Roger is correct. The entire front suspension can be worked on with body on. This includes the top bushes. This also means it can be removed.
Rick C
Rick Crawford

Thanks for the comments. The reason that I think I have to remove the body is that on the driver side, the front wheel has excessive negative camber.
There is no room for adjustment as all the shims have been removed.
As far as I can see there is a crack developing in the front mounting point of the lower wishbone. This lies under the steering mechasism and seems to not be accessable without removing the body.The rear mounting point of the same wishbone also appears to have been fiddled with. The whole picture is getting more depressing by the minute!
I had the fulcrum pin off this weekend to check the orientation. It was correct so there is no adjustment there.

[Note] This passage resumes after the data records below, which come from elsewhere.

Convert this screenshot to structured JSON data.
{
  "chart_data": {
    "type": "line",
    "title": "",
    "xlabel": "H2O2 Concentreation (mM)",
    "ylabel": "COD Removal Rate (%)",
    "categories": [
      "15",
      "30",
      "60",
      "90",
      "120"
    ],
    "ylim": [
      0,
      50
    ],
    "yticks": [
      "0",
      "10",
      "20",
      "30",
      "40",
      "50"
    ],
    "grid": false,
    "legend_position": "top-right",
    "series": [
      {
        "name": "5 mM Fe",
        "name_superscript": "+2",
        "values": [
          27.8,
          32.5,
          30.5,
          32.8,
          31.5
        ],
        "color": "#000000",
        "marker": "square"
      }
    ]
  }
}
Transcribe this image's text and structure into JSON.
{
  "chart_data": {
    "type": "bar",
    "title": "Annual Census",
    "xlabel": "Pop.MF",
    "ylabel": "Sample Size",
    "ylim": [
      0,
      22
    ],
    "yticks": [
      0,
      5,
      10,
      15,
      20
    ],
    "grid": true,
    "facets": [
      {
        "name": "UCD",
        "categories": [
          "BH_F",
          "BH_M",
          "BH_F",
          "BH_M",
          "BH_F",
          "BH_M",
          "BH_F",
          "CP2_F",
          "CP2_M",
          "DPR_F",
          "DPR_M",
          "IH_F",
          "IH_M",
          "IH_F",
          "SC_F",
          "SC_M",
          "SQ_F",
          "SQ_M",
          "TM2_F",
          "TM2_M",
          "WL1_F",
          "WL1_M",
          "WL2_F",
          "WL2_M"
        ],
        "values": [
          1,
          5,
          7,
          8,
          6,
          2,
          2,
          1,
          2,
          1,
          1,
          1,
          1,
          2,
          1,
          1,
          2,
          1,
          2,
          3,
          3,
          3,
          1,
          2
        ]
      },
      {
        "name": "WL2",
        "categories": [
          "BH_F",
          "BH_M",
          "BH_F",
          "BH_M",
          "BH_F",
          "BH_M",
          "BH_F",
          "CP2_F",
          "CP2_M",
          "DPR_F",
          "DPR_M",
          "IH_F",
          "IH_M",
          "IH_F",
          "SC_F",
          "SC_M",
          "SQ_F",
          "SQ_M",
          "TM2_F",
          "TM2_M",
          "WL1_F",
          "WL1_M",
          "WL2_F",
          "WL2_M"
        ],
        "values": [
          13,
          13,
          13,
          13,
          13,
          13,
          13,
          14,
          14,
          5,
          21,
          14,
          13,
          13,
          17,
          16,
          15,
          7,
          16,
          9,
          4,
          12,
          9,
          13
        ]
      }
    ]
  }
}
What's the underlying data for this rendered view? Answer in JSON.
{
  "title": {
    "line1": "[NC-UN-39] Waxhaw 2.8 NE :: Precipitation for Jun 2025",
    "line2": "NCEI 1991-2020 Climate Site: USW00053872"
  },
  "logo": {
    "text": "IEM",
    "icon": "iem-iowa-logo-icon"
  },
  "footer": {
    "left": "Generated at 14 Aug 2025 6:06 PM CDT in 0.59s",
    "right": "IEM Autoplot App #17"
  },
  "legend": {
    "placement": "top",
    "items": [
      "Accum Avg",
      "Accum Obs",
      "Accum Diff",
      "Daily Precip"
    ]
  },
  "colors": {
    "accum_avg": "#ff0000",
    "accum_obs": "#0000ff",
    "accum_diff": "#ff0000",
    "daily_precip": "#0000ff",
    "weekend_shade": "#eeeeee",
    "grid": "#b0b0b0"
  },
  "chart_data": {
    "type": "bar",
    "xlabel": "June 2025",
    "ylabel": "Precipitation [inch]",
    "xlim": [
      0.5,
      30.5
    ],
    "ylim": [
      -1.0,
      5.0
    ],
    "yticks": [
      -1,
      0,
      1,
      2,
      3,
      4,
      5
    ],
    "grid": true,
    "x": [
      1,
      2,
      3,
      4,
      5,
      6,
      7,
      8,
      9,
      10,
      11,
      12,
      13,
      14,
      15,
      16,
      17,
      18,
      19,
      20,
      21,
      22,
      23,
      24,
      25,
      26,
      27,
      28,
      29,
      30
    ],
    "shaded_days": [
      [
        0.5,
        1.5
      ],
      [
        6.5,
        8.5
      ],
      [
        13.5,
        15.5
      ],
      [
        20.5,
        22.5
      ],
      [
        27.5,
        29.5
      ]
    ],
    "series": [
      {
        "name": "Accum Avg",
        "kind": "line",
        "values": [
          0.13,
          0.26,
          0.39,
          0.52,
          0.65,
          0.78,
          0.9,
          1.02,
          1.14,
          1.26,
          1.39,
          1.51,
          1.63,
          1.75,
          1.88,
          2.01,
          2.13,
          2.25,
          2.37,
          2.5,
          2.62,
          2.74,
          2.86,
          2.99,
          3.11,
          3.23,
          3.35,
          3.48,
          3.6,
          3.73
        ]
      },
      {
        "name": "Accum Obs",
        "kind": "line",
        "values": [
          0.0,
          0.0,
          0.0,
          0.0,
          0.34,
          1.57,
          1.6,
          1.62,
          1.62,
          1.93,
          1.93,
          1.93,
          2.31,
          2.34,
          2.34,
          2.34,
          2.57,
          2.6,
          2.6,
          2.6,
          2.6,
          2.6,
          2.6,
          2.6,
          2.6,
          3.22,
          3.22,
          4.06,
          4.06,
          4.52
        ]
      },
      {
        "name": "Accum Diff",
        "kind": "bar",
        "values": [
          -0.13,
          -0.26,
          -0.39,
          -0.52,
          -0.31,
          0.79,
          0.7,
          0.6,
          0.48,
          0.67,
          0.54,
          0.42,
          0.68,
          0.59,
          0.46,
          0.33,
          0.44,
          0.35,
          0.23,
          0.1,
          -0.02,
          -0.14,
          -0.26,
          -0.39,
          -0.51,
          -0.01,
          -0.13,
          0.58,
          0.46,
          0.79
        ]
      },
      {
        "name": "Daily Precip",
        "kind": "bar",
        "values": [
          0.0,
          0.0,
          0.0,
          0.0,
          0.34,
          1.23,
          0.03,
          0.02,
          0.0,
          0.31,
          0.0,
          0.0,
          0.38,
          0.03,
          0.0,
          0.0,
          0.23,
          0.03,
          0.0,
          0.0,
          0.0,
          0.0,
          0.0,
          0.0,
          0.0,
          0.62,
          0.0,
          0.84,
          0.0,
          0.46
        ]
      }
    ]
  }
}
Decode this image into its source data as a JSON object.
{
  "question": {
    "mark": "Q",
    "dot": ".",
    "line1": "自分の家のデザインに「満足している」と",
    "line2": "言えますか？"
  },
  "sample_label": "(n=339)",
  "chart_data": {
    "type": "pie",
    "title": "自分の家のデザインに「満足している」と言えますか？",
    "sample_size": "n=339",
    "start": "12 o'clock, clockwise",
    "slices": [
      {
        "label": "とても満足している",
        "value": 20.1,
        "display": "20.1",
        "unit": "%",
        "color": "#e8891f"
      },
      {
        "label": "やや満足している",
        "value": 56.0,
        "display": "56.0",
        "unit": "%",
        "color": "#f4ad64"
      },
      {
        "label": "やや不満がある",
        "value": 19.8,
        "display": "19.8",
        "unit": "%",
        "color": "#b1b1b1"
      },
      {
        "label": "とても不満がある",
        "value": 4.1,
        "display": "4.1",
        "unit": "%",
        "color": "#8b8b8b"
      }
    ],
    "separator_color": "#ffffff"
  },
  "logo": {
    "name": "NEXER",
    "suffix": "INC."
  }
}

I suspect that someone in the past did a poor job of repairing accident damage.
What buzzes me off is that I had the car inspected prior to purchasing and was assured that nothing serious was amiss despite pointing out my concerns regarding possible damage to the suspension.
Any suggestions as to other possible causes would be appreciated.

Cheers. Neil.
N.T. Peniston

Neil - what is the camber of both the front wheels? - before you go pulling it apart, you can run the car with quite a bit more neg than the factory specs.
I have mine at 1.5 deg neg which is about the max the standard bolts will support. I found that the cornering improved however the trade-off is slight 'tramlining' under full brakes - not enough to worry me on the road, but at full brakes down from 90mph looking at a 90 deg corner, it keeps the concentration up on the track!! tire wear is not noticeably affected, but that could just be the way I drive ;-)
Roger H

Hi Roger, I dont know what the exact negative camber is. However is very noticeable. What makes matters worse is that the off side wheel is correct so it looks odd. Funny thing is that it steers well! Not that I have tried any stunts at ninety miles per hour. That may prove to be interesting.

The guy at the garage also said just to accept it. Unfortunately I cannot live with how it is and will need to correct it.